What is recursion exactly? That's a question that I most definitely had going into this course. Through the course of high school computer sciences courses, you graze lightly upon the topic of recursion and the idea and concept of how it all works never really sinks in. In these past few weeks my basic foundation of knowledge and understanding of recursion has improved significantly. Recursion is a technique used for many applications in programming and can greatly shorten the amount of code that is written. Although the code may be shorter, the method of recursion is not necessarily always the most efficient method. Recursion occurs when you attempt to break a large problem into sub-problems and use the results of these sub-problems in order to achieve the result of the large problem. The problem that most people struggle with is finding the base case, which is the simplest sub-problem which we can easily calculate the result for. By working from the base case and solving larger problems until we are able to solve the entire problem, we can figure out a solution solely knowing the algorithm in python and the base case.
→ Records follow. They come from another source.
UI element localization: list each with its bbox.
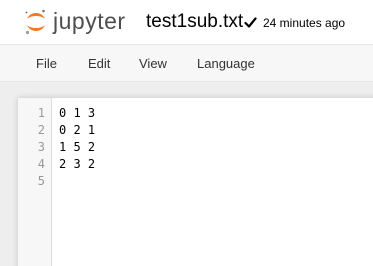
line-number: 5: [37, 174, 45, 188]
line-number-gutter: 1 2 3 4 5: [18, 98, 52, 266]
menu-file[interactable]: File: [36, 56, 57, 72]
last-modified-indicator: 24 minutes ago: [263, 16, 346, 30]
line-number: 4: [37, 157, 45, 171]
code-editor[interactable]: 1 2 3 4 5 0 1 3 0 2 1 1 5 2 2 3 2: [18, 98, 373, 266]
line-number: 3: [37, 140, 45, 154]
code-line[interactable]: 2 3 2: [59, 156, 95, 173]
menu-edit[interactable]: Edit: [88, 56, 110, 72]
filename-title[interactable]: test1sub.txt: [146, 10, 243, 34]
line-number: 2: [37, 123, 45, 137]
code-line[interactable]: 0 1 3: [59, 105, 95, 122]
checkmark-icon: [244, 17, 257, 28]
code-line[interactable]: 1 5 2: [59, 139, 95, 156]
text-editor-page: jupyter test1sub.txt 24 minutes ago File…: [0, 0, 373, 266]
line-number: 1: [37, 106, 45, 120]
code-line[interactable]: [59, 173, 95, 190]
line-numbers: 1 2 3 4 5: [18, 105, 45, 190]
jupyter-logo-text[interactable]: jupyter: [53, 7, 126, 35]
code-line[interactable]: 0 2 1: [59, 122, 95, 139]
menubar: File Edit View Language: [0, 44, 373, 82]
code-lines[interactable]: 0 1 3 0 2 1 1 5 2 2 3 2: [59, 105, 95, 190]
menu-language[interactable]: Language: [197, 56, 255, 72]
jupyter-logo-icon[interactable]: [24, 8, 48, 36]
header: jupyter test1sub.txt 24 minutes ago: [0, 0, 373, 44]
menu-view[interactable]: View: [139, 56, 167, 72]
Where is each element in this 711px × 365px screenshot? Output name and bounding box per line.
I had a great amount of trouble learning and adapting to recursion, but through the many examples and questions we obtained in our lectures and labs, I was able to effectively and thoroughly grasp recursion and put it on many applications such as our assignments and test.

Saturday 15 February 2014

Week 6: The First Assignment

This week was one of the more hectic weeks of my school career. With midterms to cram for, assignments to be completed, it was without a doubt one of the most stressful times of the year. The first assignment we had to complete in this course required basic programming knowledge as well as knowledge in recursion, both of which we obtained through the content covered in lectures, labs and exercises. At first glance, the assignment seemed very easy to complete as all you had to do was write method headings with their docstrings along with their method bodies for the classes provided. The difficultly of the assignment escalated quite quickly as the recursion and finding the most efficient method of sorting the cheeses on the various stools using the intermediate was difficult. Through collaboration with my partners and discussion, we split the assignment into various parts and helped one another in the parts that gave us trouble. As a whole I feel that this assignment contributed greatly to my group working skills as well as my skill set in recursion and strengthened my basic foundation as a programmer.

Sunday 9 February 2014

Week 5: The Method in a Method

Recursion is a concept of programming that I only skimmed over during my career as a high school student, and this week taught me many insights and techniques as well as the fundamentals of using recursion in programs. I have always had difficulties with understanding and tracing recursion as I had no idea where to start and how the programs actually handled such method calls. Through these lectures and the lab this week, I can say that my knowledge and understanding of recursion has increased exponentially as my TA gave me great insight on the significance of using base cases as well as using the methods of tracing recursions taught in the lectures and reviewed in the lab. I feel that the knowledge I have obtained over these few classes and labs need to be polished and refined more and that these skills I now have will be very beneficial for me in my first assignment involving recursion.